NHTSA asked Tesla to recall 158,000 cars that use the in the US. Yet, about 159,000 Model S and Model X units received the computer. The difference refers to EVs sold abroad. At least one safety watchdog abroad took what NHTSA said seriously and is also investigating the MCUv1: Germany’s KBA, or Kraftfahrt-Bundesamt.
According to Bild am Sonntag, Germany’s Federal Motor Transport Authority would be in contact with NHTSA and would also have asked Tesla for similar documentation and data to determine if the issue these computers present will demand a recall in Germany or not.
If that happens, it is very likely that the Model S and Model X sold in other countries in Europe will also have recalls. Although KBA cannot make such action mandatory outside Germany, it is responsible for certifications for many automakers, perhaps also for Tesla. If that is the case, other European authorities will have any KBA decision in high regard.
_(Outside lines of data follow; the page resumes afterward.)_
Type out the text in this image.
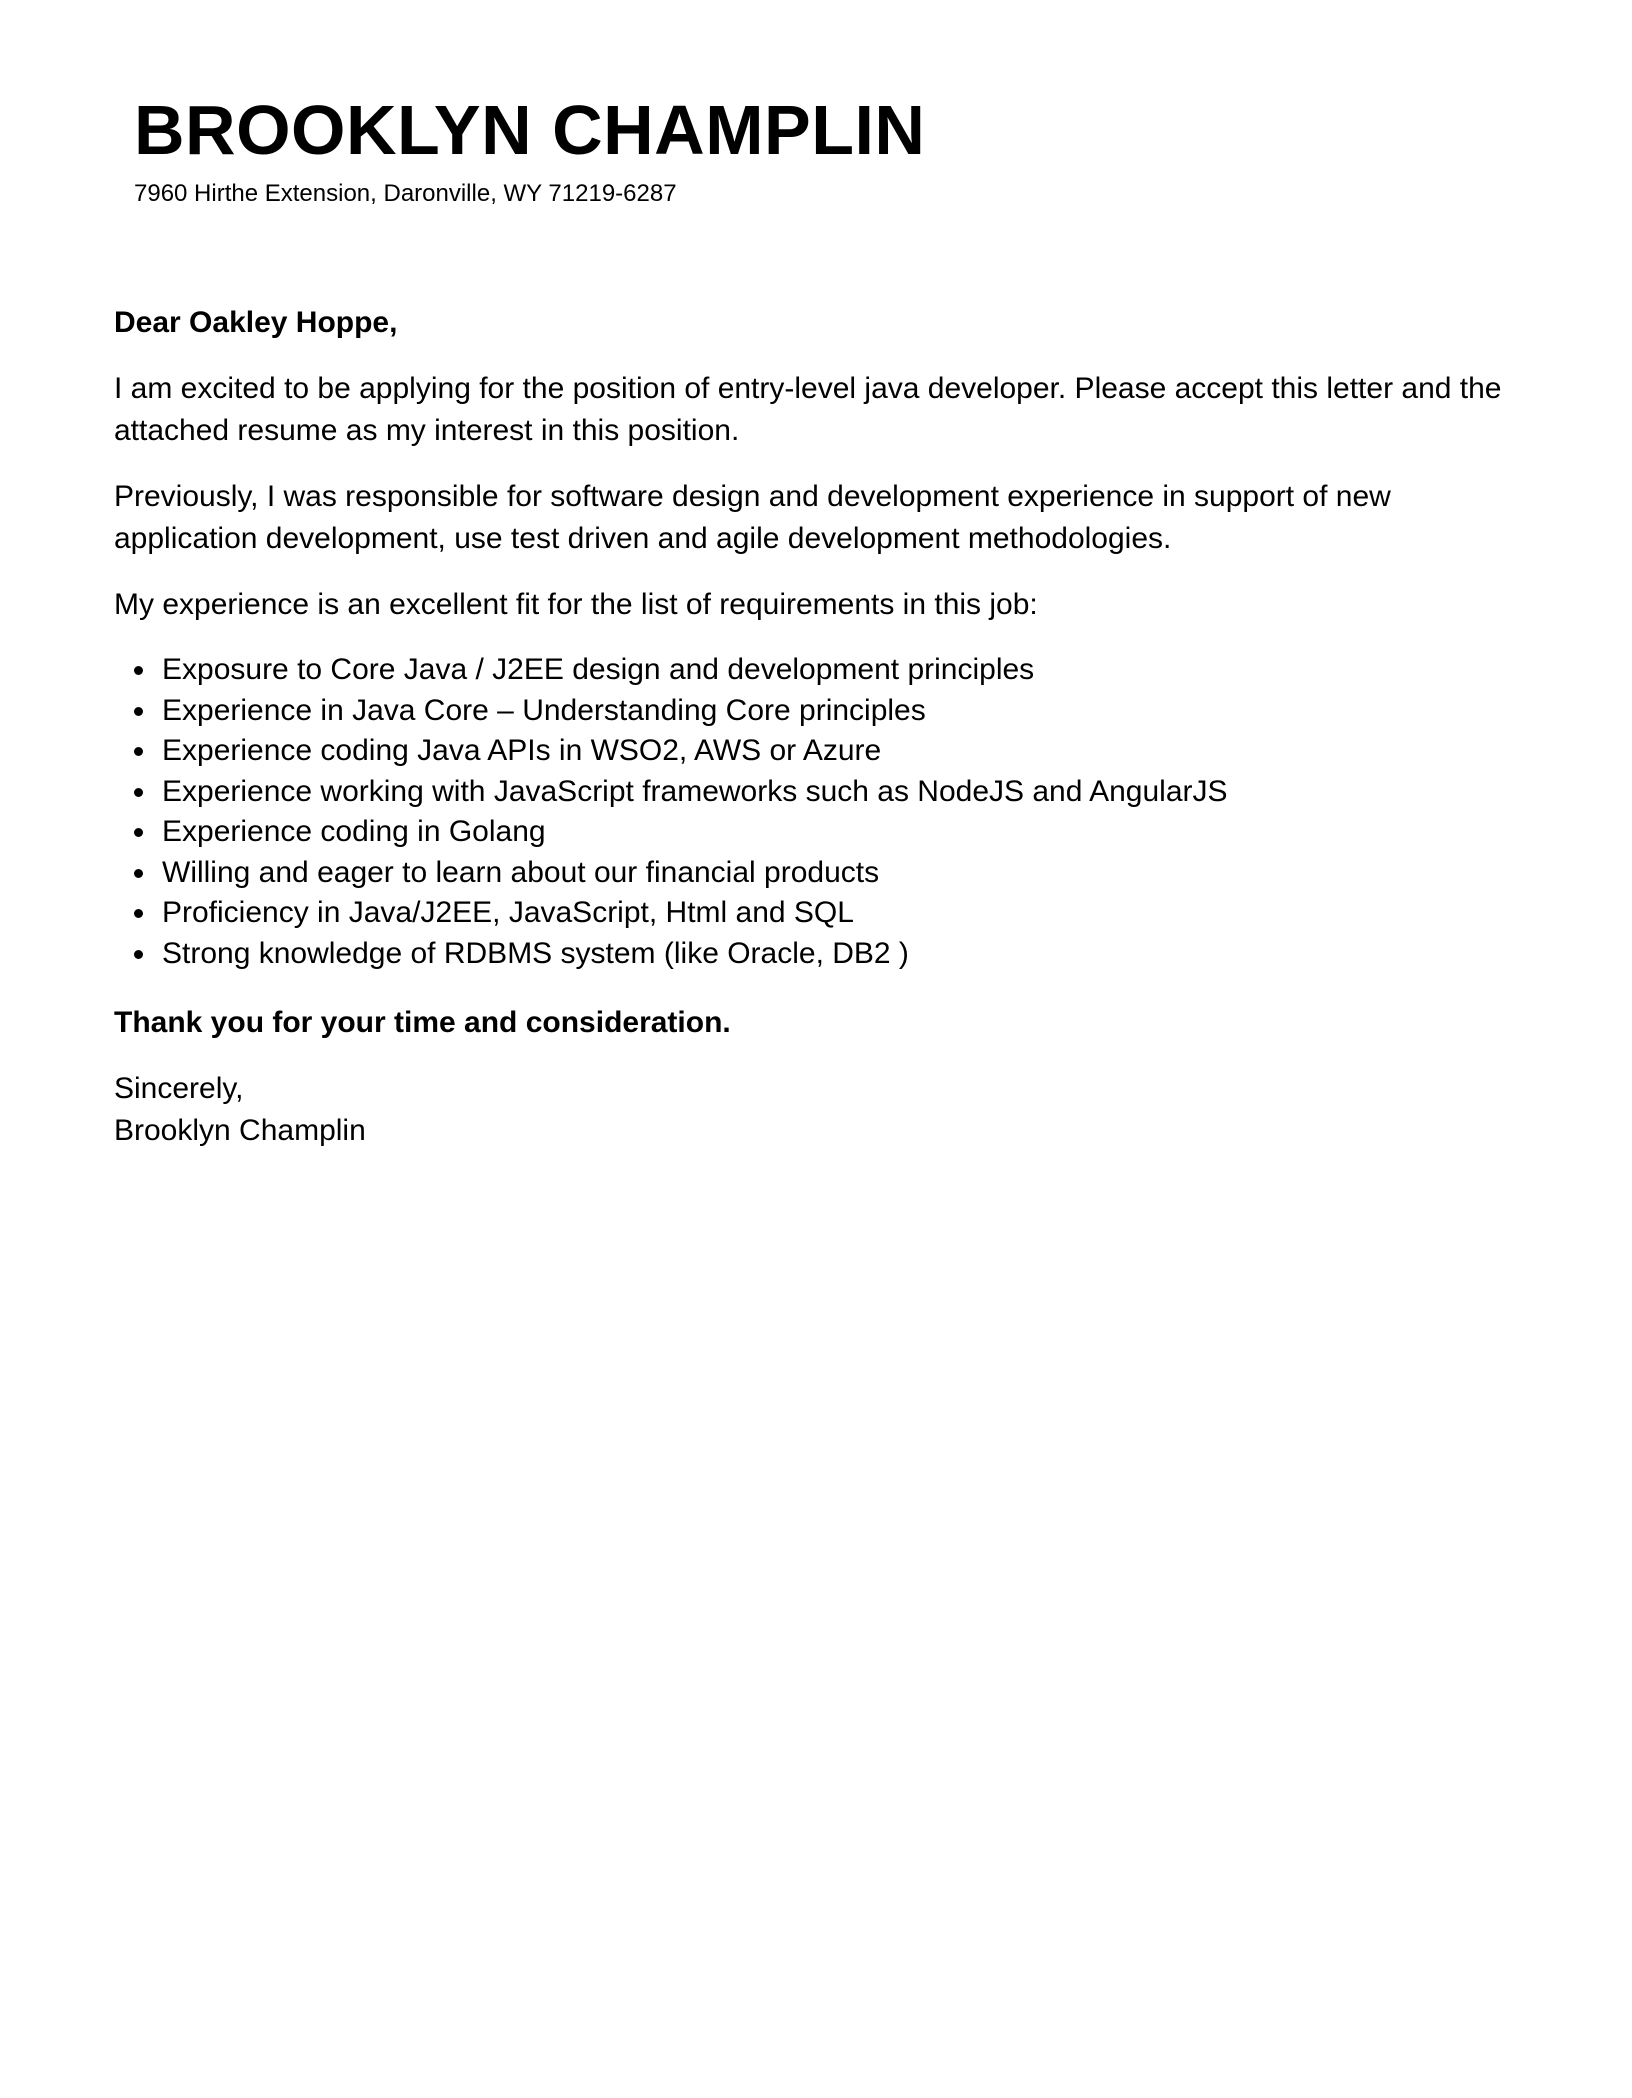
BROOKLYN CHAMPLIN
7960 Hirthe Extension, Daronville, WY 71219-6287

Dear Oakley Hoppe,

I am excited to be applying for the position of entry-level java developer. Please accept this letter and the attached resume as my interest in this position.

Previously, I was responsible for software design and development experience in support of new application development, use test driven and agile development methodologies.

My experience is an excellent fit for the list of requirements in this job:

Exposure to Core Java / J2EE design and development principles
Experience in Java Core – Understanding Core principles
Experience coding Java APIs in WSO2, AWS or Azure
Experience working with JavaScript frameworks such as NodeJS and AngularJS
Experience coding in Golang
Willing and eager to learn about our financial products
Proficiency in Java/J2EE, JavaScript, Html and SQL
Strong knowledge of RDBMS system (like Oracle, DB2 )

Thank you for your time and consideration.

Sincerely,
Brooklyn Champlin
Tesla did not reply when the German newspaper asked for more information, but its documents to the American agency confirm the company is aware of the issue. Tesla’s defense to NHTSA was that it does not affect safety.
The NHTSA letter states the MCUv1 issue causes “loss of rearview/backup camera,” “loss of HVAC (defogging and defrosting) setting controls (if the HVAC status was OFF status prior to failure),” and “affects the Autopilot advanced driver assistance system (ADAS) and turn signal functionality due to the possible loss of audible chimes, driver sensing, and alerts associated with these vehicle functions.”
The agency mentions multiple recalls involving each of these problems, which means it will not buy the excuse that the MCUv1 issue will not represent a hazard. Tesla has still not replied to NHTSA’s demand apart from lowering the price for the MCUv2 upgrade by $1,000 – to $1,500.
Although it could mean the company will resist doing the recall, some rumors state that this would be a way for Tesla to lower the financial impact the recall will have on its balance sheet. Instead of calculating 158,000 times $2,500 ($395 million), the loss would be 158,000 times $1,500 ($237 million). Germany may make that calculation use the number 159,000 instead of 158,000.